Dalam perkembangan selanjutnya, sang wali juga
menyebarkan lagu-lagu yang bernuansa simbolisasi yang kuat. Yang terkenal
karangan dari Sunan Kalijaga adalah lagu Ilir-Ilir. Memang tidak semua
syair menyimbolkan suatu ajaran islam, mengingat diperlukannya suatu keindahan
dalam mengarang suatu lagu. Sebagian arti yang kini banyak digali dari lagu ini
di antaranya :
Tak ijo royo-royo tak senggoh penganten anyar : Ini
adalah sebuah diskripsi mengenai para pemuda, yang dilanjutkan dengan,
Cah angon,cah angon, penekna blimbing kuwi, lunyu-lunyu
penekna kanggo seba mengko sore : Cah angon adalah simbolisasi dari
manusia sebagai Khalifah Fil Ardh, atau pemelihara alam bumi ini (angon
bhumi). Penekno blimbing kuwi ,mengibaratkan buah belimbing yang
memiliki lima segi membentuk bintang. Kelima segi itu adalah pengerjaan rukun
islam (yang lima) dan Salat lima waktu. Sedang lunyu-lunyu penekno ,
berarti, tidak mudah untuk dapat mengerjakan keduanya (Rukun islam dan salat
lima waktu) ,dan memang jalan menuju ke surga tidak mudah dan mulus. Kanggo
sebo mengko sore, untuk bekal di hari esok (kehidupan setelah mati).
Mumpung padhang rembulane, mumpung jembar kalangane :
Selagi masih banyak waktu selagi muda, dan ketika tenaga masih kuat, maka lakukanlah
(untuk beribadah).
Memang masih banyak translasi dari lagu ini, namun
substansinya sama, yaitu membumikan agama,menyosialisasikan ibadah dengan tidak
lupa tetap menyenangkan kepada pengikutnya yang baru.
Dalam lagu-lagu Jawa, ada gendhing bernama Mijil,
Sinom, Maskumambang, kinanthi, asmaradhana,hingga megatruh dan
pucung. Ternyata kesemuanya merupakan perjalanan hidup seorang manusia.
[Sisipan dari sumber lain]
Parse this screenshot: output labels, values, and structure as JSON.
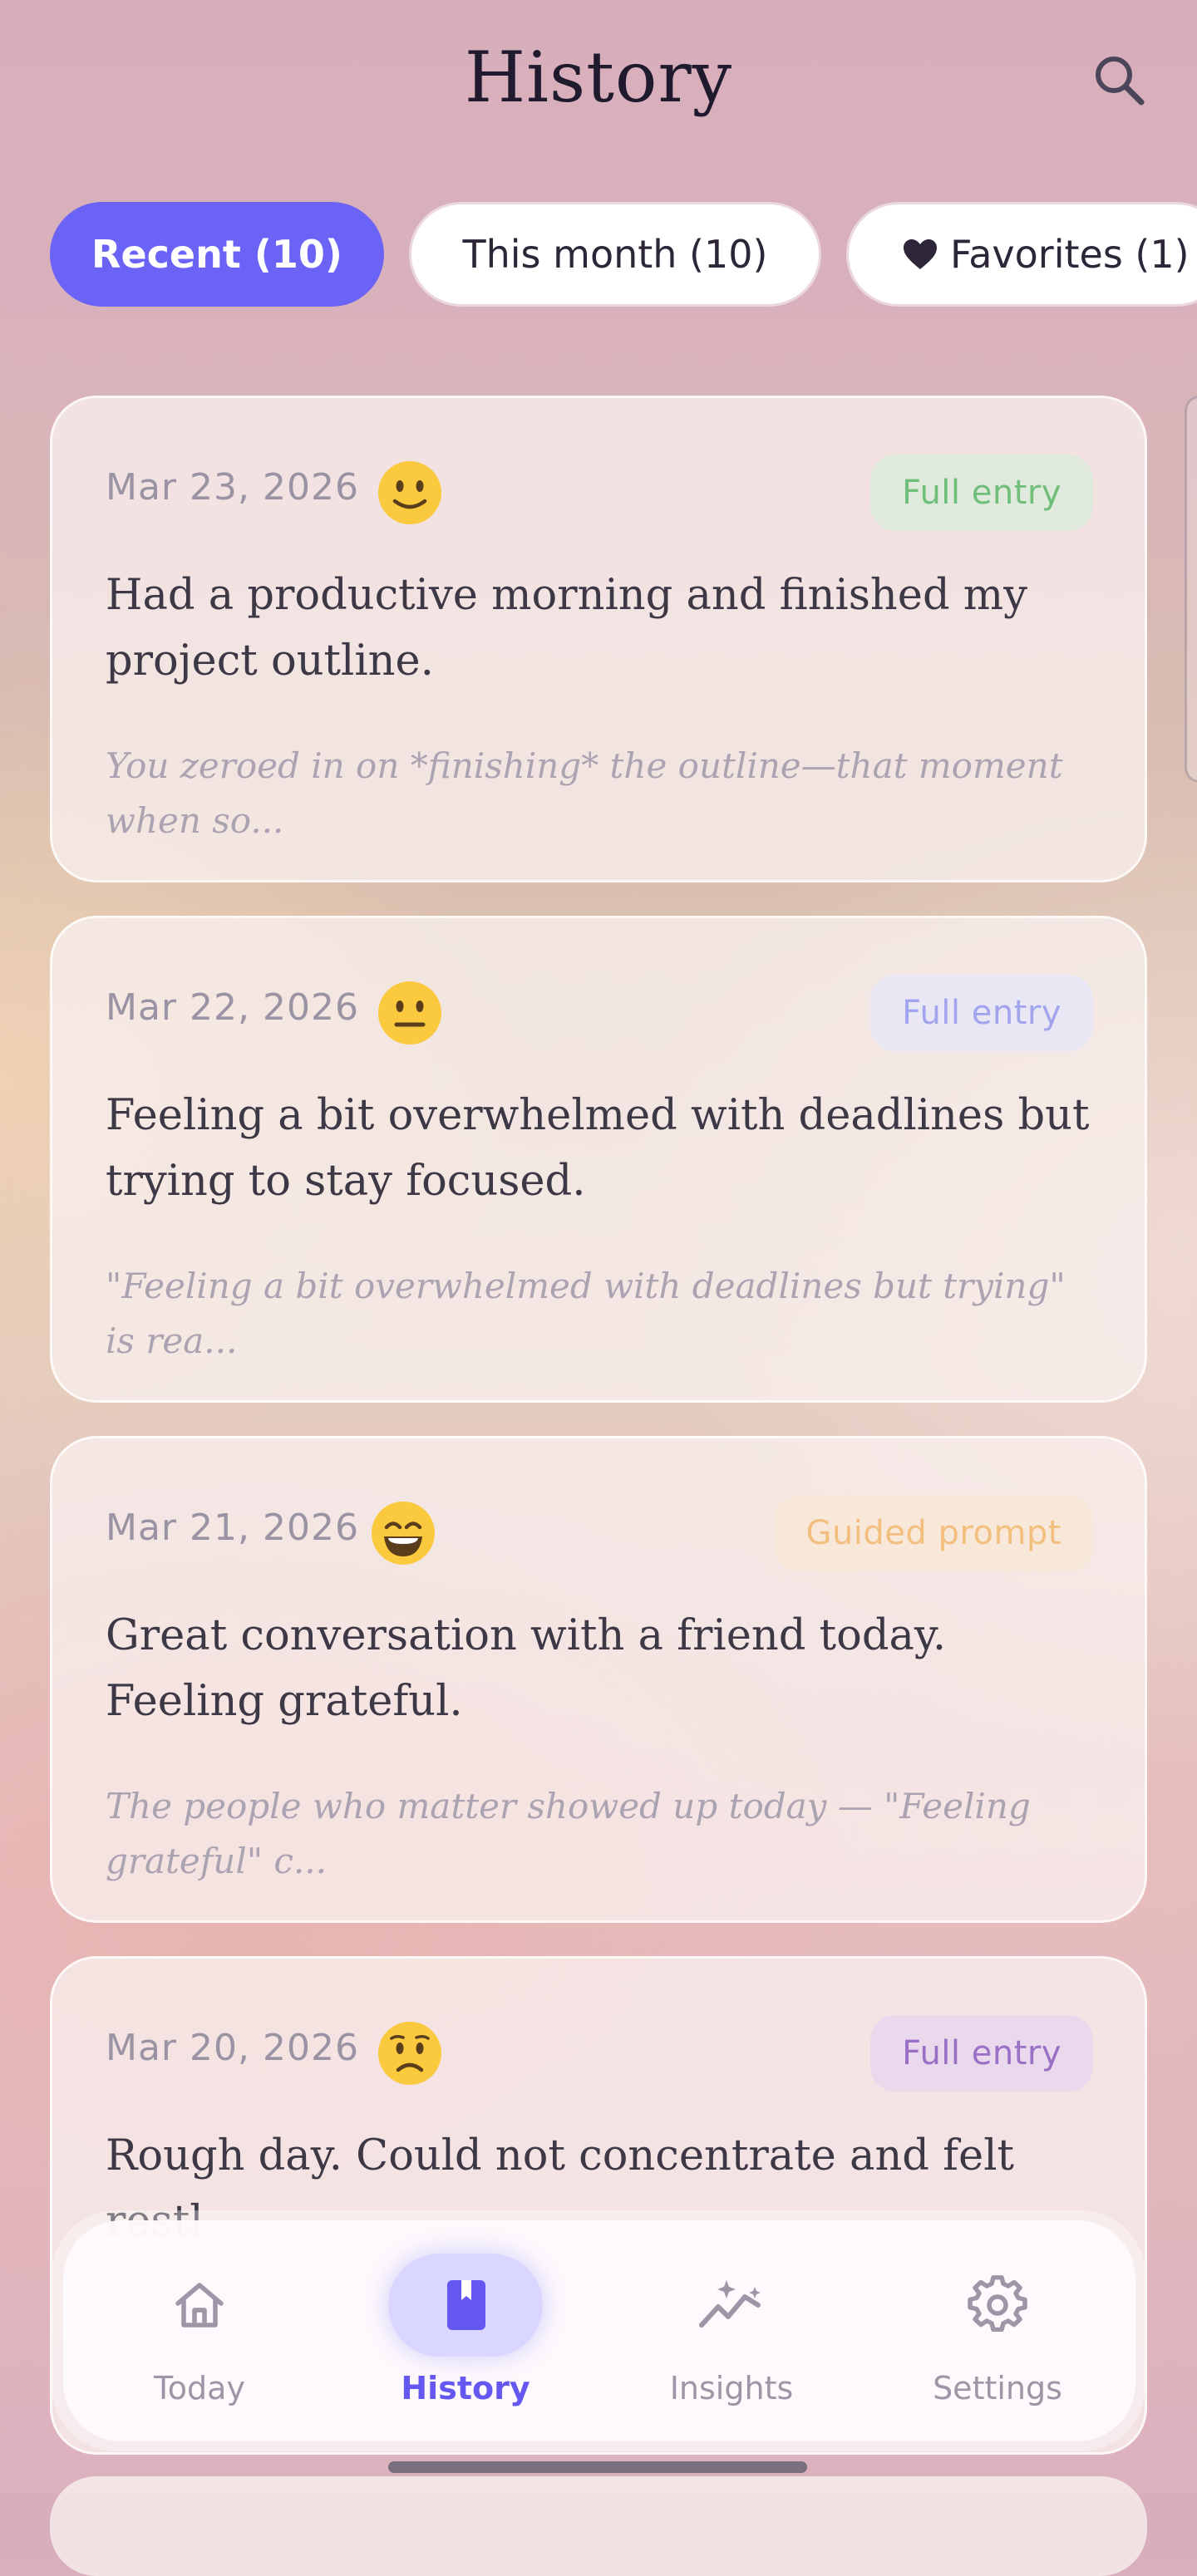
{
  "header": {
    "title": "History",
    "search_icon": "search-icon"
  },
  "filters": [
    {
      "label": "Recent (10)",
      "active": true
    },
    {
      "label": "This month (10)",
      "active": false
    },
    {
      "label": "Favorites (1)",
      "active": false,
      "icon": "heart-icon"
    }
  ],
  "entries": [
    {
      "date": "Mar 23, 2026",
      "mood_icon": "slight-smile-emoji-icon",
      "badge": "Full entry",
      "badge_bg": "#dfe9dc",
      "badge_color": "#6fbf7a",
      "text": "Had a productive morning and finished my project outline.",
      "excerpt": "You zeroed in on *finishing* the outline—that moment when so..."
    },
    {
      "date": "Mar 22, 2026",
      "mood_icon": "neutral-face-emoji-icon",
      "badge": "Full entry",
      "badge_bg": "#e8e7f3",
      "badge_color": "#a2a4ee",
      "text": "Feeling a bit overwhelmed with deadlines but trying to stay focused.",
      "excerpt": "\"Feeling a bit overwhelmed with deadlines but trying\" is rea..."
    },
    {
      "date": "Mar 21, 2026",
      "mood_icon": "grinning-face-emoji-icon",
      "badge": "Guided prompt",
      "badge_bg": "#f8e8da",
      "badge_color": "#f3bf7e",
      "text": "Great conversation with a friend today. Feeling grateful.",
      "excerpt": "The people who matter showed up today — \"Feeling grateful\" c..."
    },
    {
      "date": "Mar 20, 2026",
      "mood_icon": "worried-face-emoji-icon",
      "badge": "Full entry",
      "badge_bg": "#ead9ec",
      "badge_color": "#9a6fc6",
      "text": "Rough day. Could not concentrate and felt restl",
      "excerpt": ""
    }
  ],
  "nav": [
    {
      "label": "Today",
      "icon": "home-icon",
      "active": false
    },
    {
      "label": "History",
      "icon": "book-icon",
      "active": true
    },
    {
      "label": "Insights",
      "icon": "sparkle-chart-icon",
      "active": false
    },
    {
      "label": "Settings",
      "icon": "gear-icon",
      "active": false
    }
  ],
  "colors": {
    "accent": "#6b63f5",
    "nav_active": "#6558f0"
  }
}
Ambillah Mijil,yang berarti keluar, dapat diartikan sebagai lahirnya
seorang jabang bayi dari rahim ibu. Sinom dapat di artikan sebagai
seorang anak muda yang bersemangat untuk belajar. Maskumambang berarti
seorang pria dewasa yang cukup umur untuk menikah, sedangkan untuk putrinya
dengan gendhingKinanthi. Proses berikutnya adalah pernikahan atau katresnan
antar keduanya disimbolkan dengan Asmaradhana. Hingga akhirnya Megatruh,
atau dapat dipisah Megat-Ruh.Megat berarti bercerai atau terpisah
sedangkan ruh adalah Roh atau jiwa seseorang. Ini proses sakaratul maut
seorang manusia. Sebagai umat beragama islam tentu dalam prosesi penguburannya
,badan jenazah harus dikafani dengan kain putih, mungkin inilah yang
disimbolkan dengan pucung (atau Pocong).
Kesemua jenis gendhing ditata apik dengan
syai-syair yang beragam, sehingga mudah dan selalu pas untuk didendangkan pada
masanya.
Ada banyaknya filsafat Jawa yang berusaha diterjemahkan
oleh para wali, menunjukkan bahwa walisongo dalam mengajarkan agama selalu
dilandasi oleh budaya yang kental. Hal ini sangat dimungkinkan, karena
masyarakat Jawa yang menganut budaya tinggi, akan sukar untuk meninggalkan
budaya lamanya ke ajaran baru walaupun ajaran tesebut sebenarnya mengajarkan
sesuatu yang lebih baik,seperti ajaran agama islam . Sistem politik Aja
Nabrak Tembok (tidak menentang arus) diterapkan oleh para dunan..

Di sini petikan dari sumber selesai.